Investing apps such as Robinhood, popular online trends, and cryptocurrency's rise have inspired retail investors to enter the market. Retail investors are individuals who act on their own without professional assistance. They tend to trade fewer stocks than professional investors and invest for immediate gain instead of long-term goals.
Recently, retail investors have started to exit the market or transition to more secure investments. Some are seeking advice from professionals before they trade.
Upcoming Recession May Drop Stock Prices
The potential recession threatens to tank stock prices, leaving retail investors to sell their stocks and recover as much money as possible. New businesses with volatile stock prices are particularly vulnerable. Other traders worry that their stocks won't experience growth. Plus, individuals often have to pay higher trading and commission fees than experienced investors.
Likewise, inflation may force individual investors to sell their stocks to afford living expenses. Others borrowed money with increasingly high interest rates. Many traders are simply losing interest in the stock market, leading to declining and steadying prices as the craze wanes.

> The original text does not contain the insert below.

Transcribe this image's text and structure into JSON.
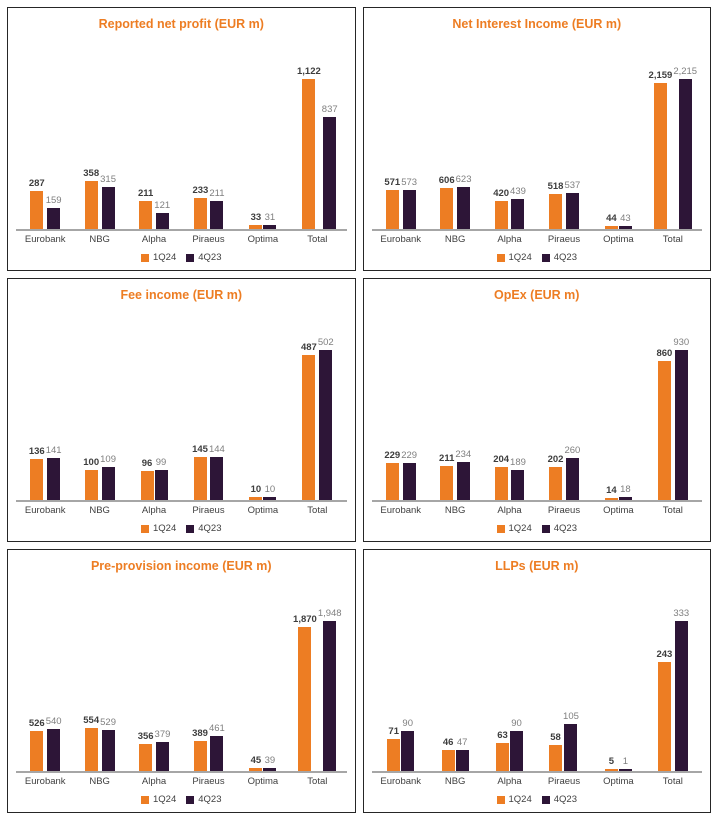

Investors Want More Security
Popular stocks might temporarily skyrocket, but some investments plunge when the frenzy is over, leaving retail investors to sell their stocks for a fraction of the cost. Additionally, start-up companies often have uncertain futures. Some people jump on the latest digital trends only to end up with worthless stock after a scandal or business closure.
Individual investors may shift to traditional stocks in the coming months that have fewer risks but steadier long-term gains. These may include shares in established businesses that have traded for years, plus savings bonds, savings accounts, and certificates of deposit.
Overall, retail investors may leave the market or seek professional advice as they prepare for a possible recession.